Oh, I wish I lived in the land of cotton...oh, wait. I do.

Wednesday, August 22, 2007

Food for Thought

So, on my walk that I mentioned in the last post, I've been listening to a series of history lectures from the Spring 2006 semester at Berkeley on American history post-Civil War. (Do we have to establish my dorkdom yet again? Yes, apparently we do.) I started listening to the first one this morning, and the professor was discussing the end of slavery and the defeat of the Confederacy at the hands of those slaves, to some degree.

I thought back to a conversation I was having with Bruce last night over dinner. Bruce's parents graciously sat with Caetlin (who was down for the night) and we went out for pizza by ourselves, and somehow we began discussing the dropping of the nuclear bombs on Japan and the effects that they and World War II in general had on Japanese society. As most of the readers know, Bruce took an Asian Studies degree in college and spent 5 years living in Japan before law school, so he's way better informed on this than I am. He made a comment that the Japanese nation was absolutely broken by its defeat in World War II. Imagine- your entire national frame of reference is built on things like your racial superiority (I know Japanese isn't a race, but that's the concept- it went beyond a feeling of simple national supremacy. Deep down, even still, the Japanese people are convinced they are different because they are Japanese), your martial history of invincibility, your emperor being a god sent from heaven to lead your people in battle. All of that, gone within a few years. And they were defeated so thoroughly that that national spirit was crushed.

It allowed the Japanese people to remake themselves into a more capitalistic and less warlike society, very much the Japan we know now. I'm not arguing that this is good or bad, mind you; this is not that debate. But it is foolish not to acknowledge that it IS. Anyway, I commented that, living in a nation founded upon ephemeral ideas, I can't imagine any outside force crushing my national identity like that. I would imagine that for me to feel like the principles on which this country was founded- life, liberty and the pursuit of happiness, government for, of and by the people, etc.- were a lie and a sham, something would have to happen from within the country. Maybe the voting into law of a true police state, or something like that. My point was that it would likely be much more difficult for the American spirit, the American national identity, such as it is, to be extinguished like that, and most likely that extinguishment would come from within.
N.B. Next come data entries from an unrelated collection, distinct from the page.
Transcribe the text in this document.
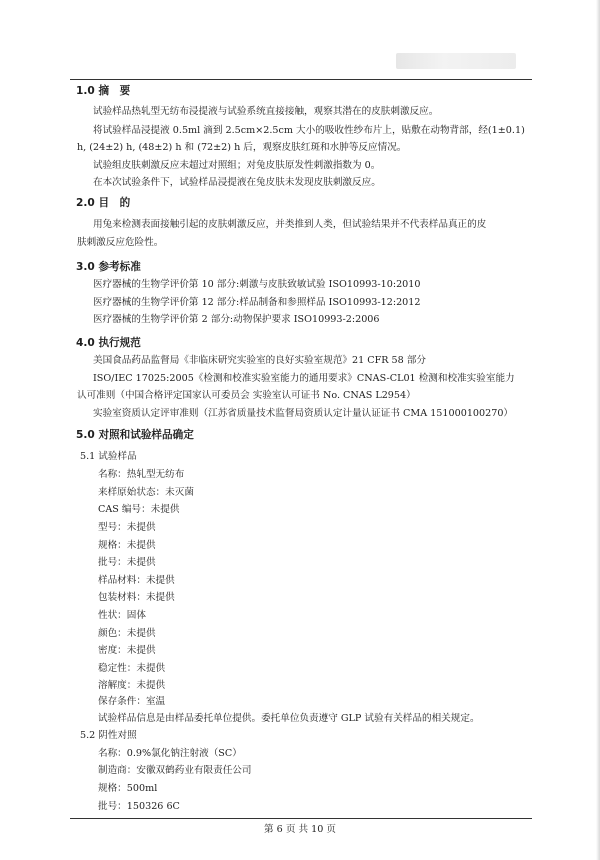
1.0 摘　要
试验样品热轧型无纺布浸提液与试验系统直接接触，观察其潜在的皮肤刺激反应。
将试验样品浸提液 0.5ml 滴到 2.5cm×2.5cm 大小的吸收性纱布片上，贴敷在动物背部，经(1±0.1)
h, (24±2) h, (48±2) h 和 (72±2) h 后，观察皮肤红斑和水肿等反应情况。
试验组皮肤刺激反应未超过对照组；对兔皮肤原发性刺激指数为 0。
在本次试验条件下，试验样品浸提液在兔皮肤未发现皮肤刺激反应。
2.0 目　的
用兔来检测表面接触引起的皮肤刺激反应，并类推到人类，但试验结果并不代表样品真正的皮
肤刺激反应危险性。
3.0 参考标准
医疗器械的生物学评价第 10 部分:刺激与皮肤致敏试验 ISO10993-10:2010
医疗器械的生物学评价第 12 部分:样品制备和参照样品 ISO10993-12:2012
医疗器械的生物学评价第 2 部分:动物保护要求 ISO10993-2:2006
4.0 执行规范
美国食品药品监督局《非临床研究实验室的良好实验室规范》21 CFR 58 部分
ISO/IEC 17025:2005《检测和校准实验室能力的通用要求》CNAS-CL01 检测和校准实验室能力
认可准则（中国合格评定国家认可委员会 实验室认可证书 No. CNAS L2954）
实验室资质认定评审准则（江苏省质量技术监督局资质认定计量认证证书 CMA 151000100270）
5.0 对照和试验样品确定
5.1 试验样品
名称：热轧型无纺布
来样原始状态：未灭菌
CAS 编号：未提供
型号：未提供
规格：未提供
批号：未提供
样品材料：未提供
包装材料：未提供
性状：固体
颜色：未提供
密度：未提供
稳定性：未提供
溶解度：未提供
保存条件：室温
试验样品信息是由样品委托单位提供。委托单位负责遵守 GLP 试验有关样品的相关规定。
5.2 阴性对照
名称：0.9%氯化钠注射液（SC）
制造商：安徽双鹤药业有限责任公司
规格：500ml
批号：150326 6C
第 6 页 共 10 页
(Stay with me, I'm getting there.)

So, I was thinking of this conversation when I was listening to this lecture, and it seems to me that the Confederacy had its spirit broken in the manner of the Japanese. It was defeated so thoroughly, and the principles of slave owning upon which it was founded were wiped out so completely, that it lost its coherence as a nation. Obviously, individuals continued to believe, which was true, I'm sure, in post-war Japan. But as a confederacy, as a coherent nation, it was broken. Now, you can argue that the Confederacy was founded on principles of state sovereignty, and I am sure that the higher minded thinkers really believed that. But slaveowning was the underpinning of that need for state sovereignty. Also, the defeat was military and economic, as it is in all wars, not just idealistic. The South ran out of food, and materiel, and people. So did Japan. But I'm talking about surrender, not just of the will to fight, but of the very ideals that motivated one to fight in the first place.

Let me say again, since I'm not sure I'm being that coherent (it is early, after all), that many, many people in the south still held those ideals for a long time after the war. But they no longer motivated people to band together and attempt to found a nation. The basis for the Confederacy's identity was gone as a uniting theme.

Does this happen for all unsuccessful revolutions? Would the ideas on which the United States was founded have simply disappeared if the American rebels had lost to England? Would they have just blown away, kept alive by groups here and there who would talk about the things that had motivated them to fight that, in the end, had had so little power? I like to think that the ideals I named above- freedom, democracy, etc.- would have been strong enough to prevail, even if the first go-round had been lost. But who can say?

Anyway, that was what I was thinking about on my walk this morning. Forgive me if it is poorly conceived or unpersuasive, but it does feel nice not to have it rattling around in my head anymore!